Trost in schweren Stunden

Wir wollen einander immer zur Seite stehen

Yvonne Bolten

»Papa, ich kann jetzt aber wirklich nicht mehr weitergehen. Wann machen wir denn endlich einmal eine Rast?« fragte Thomas und seufzte aus tiefster Seele auf.

Fritz Vonheiden blickte seinen siebenjährigen Sohn mißbilligend an. »Thomas, du mußt dich auch einmal ein bißchen anstrengen. Sieh dir doch einmal deinen Bruder an. Nimm dir ein Beispiel an ihm. Hanno ist schon gleich auf dem Berg dort oben. Dem macht solch eine kleine Wanderung überhaupt nichts aus. Also komm jetzt endlich, Junge.«

»Aber ich bin wirklich schrecklich müde«, murmelte Thomas und ließ die Schultern noch weiter sinken.

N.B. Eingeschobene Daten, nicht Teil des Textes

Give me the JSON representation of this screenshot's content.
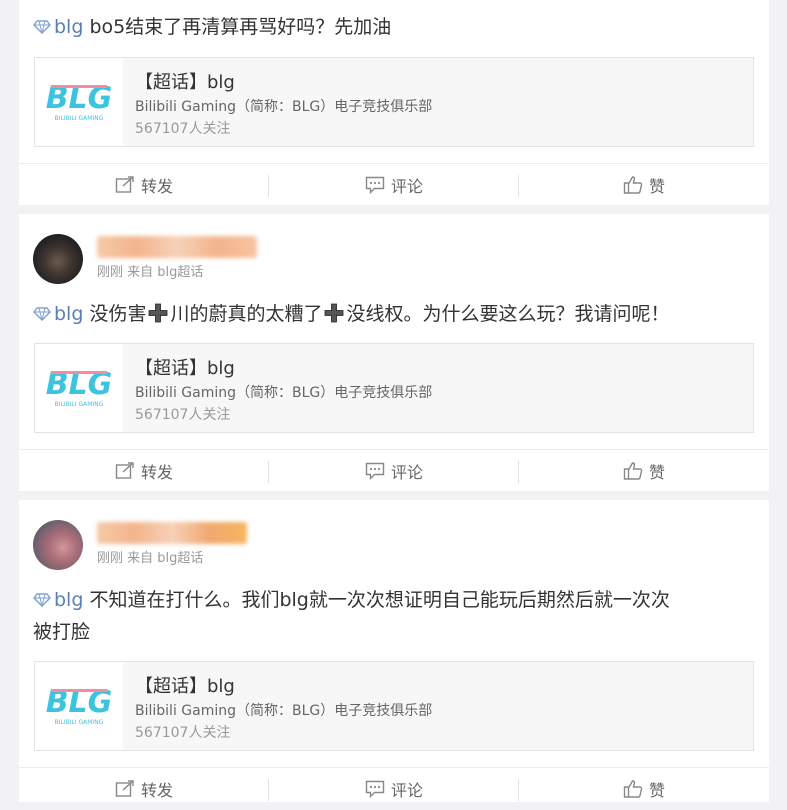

Seine Mutter strich ihm über die blonden Lockenhaare. »Wenn wir auf dem Hügel dort oben sind, ruhen wir uns alle aus, Thomas. Gib mir deine Hand, Schatz. Ich zieh dich ein wenig wie ein Pferdchen den Wagen.«

Fritz runzelte zornig die Brauen. »Es ist wirklich kein Wunder, wenn das Kind jede Anstrengung scheut. Du unterstützt ihn ja ständig in seiner Bequemlichkeit, Annalena!«

Weder Annalena noch Thomas gaben eine Antwort. Eine Kluft schien sich zwischen ihnen aufzutun.

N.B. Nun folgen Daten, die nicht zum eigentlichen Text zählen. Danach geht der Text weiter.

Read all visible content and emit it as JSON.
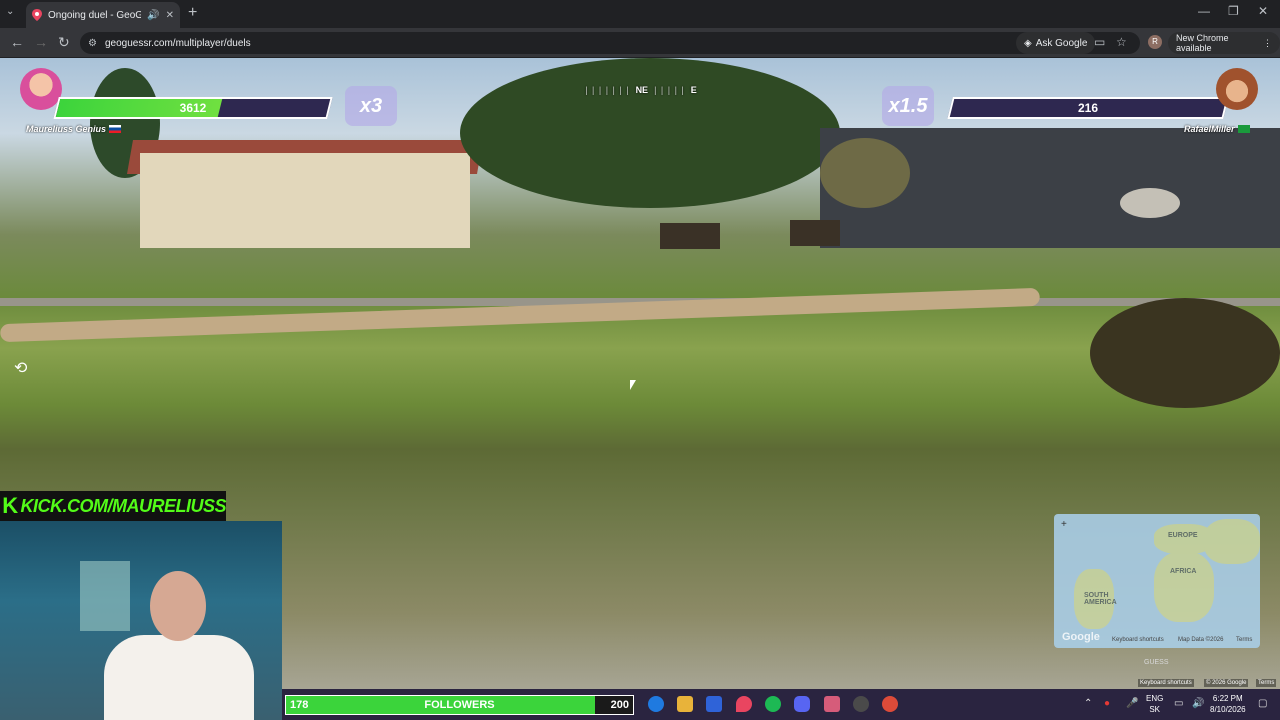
{
  "browser": {
    "tab_title": "Ongoing duel - GeoGuessr",
    "url": "geoguessr.com/multiplayer/duels",
    "ask_google": "Ask Google",
    "profile_initial": "R",
    "new_chrome": "New Chrome available"
  },
  "hud": {
    "player_left": {
      "name": "Maureliuss Genius",
      "health": 3612,
      "health_fraction": 0.6,
      "multiplier": "x3"
    },
    "player_right": {
      "name": "RafaelMiller",
      "health": 216,
      "health_fraction": 0.0,
      "multiplier": "x1.5"
    },
    "compass": {
      "ticks_left": "| | | | | | |",
      "ne": "NE",
      "ticks_right": "| | | | |",
      "e": "E"
    }
  },
  "map": {
    "labels": [
      "EUROPE",
      "AFRICA",
      "SOUTH AMERICA"
    ],
    "logo": "Google",
    "keyboard": "Keyboard shortcuts",
    "mapdata": "Map Data ©2026",
    "terms": "Terms",
    "guess": "GUESS"
  },
  "overlay": {
    "kick_logo": "K",
    "kick_url": "KICK.COM/MAURELIUSS",
    "followers_current": "178",
    "followers_label": "FOLLOWERS",
    "followers_goal": "200",
    "followers_fraction": 0.89
  },
  "streetview_footer": {
    "keyboard": "Keyboard shortcuts",
    "copyright": "© 2026 Google",
    "terms": "Terms"
  },
  "taskbar": {
    "lang_line1": "ENG",
    "lang_line2": "SK",
    "time": "6:22 PM",
    "date": "8/10/2026"
  },
  "colors": {
    "health_green": "#3cd43c",
    "kick_green": "#53fc18",
    "hp_frame": "#2e2850"
  }
}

Annalena umfaßte Thomas’ schmale Hand fester. Sie wußte, wie Thomas litt, wenn sein Vater mit ihm schimpfte. Thomas nahm sich alles immer viel mehr zu Herzen als sein robuster Zwillingsbruder. Hanno machte es überhaupt nichts aus, wenn sein Vater ihm einmal zürnte. Er warf dann den Kopf in den Nacken, schob die Unterlippe ein wenig vor und tat dann doch, was er wollte.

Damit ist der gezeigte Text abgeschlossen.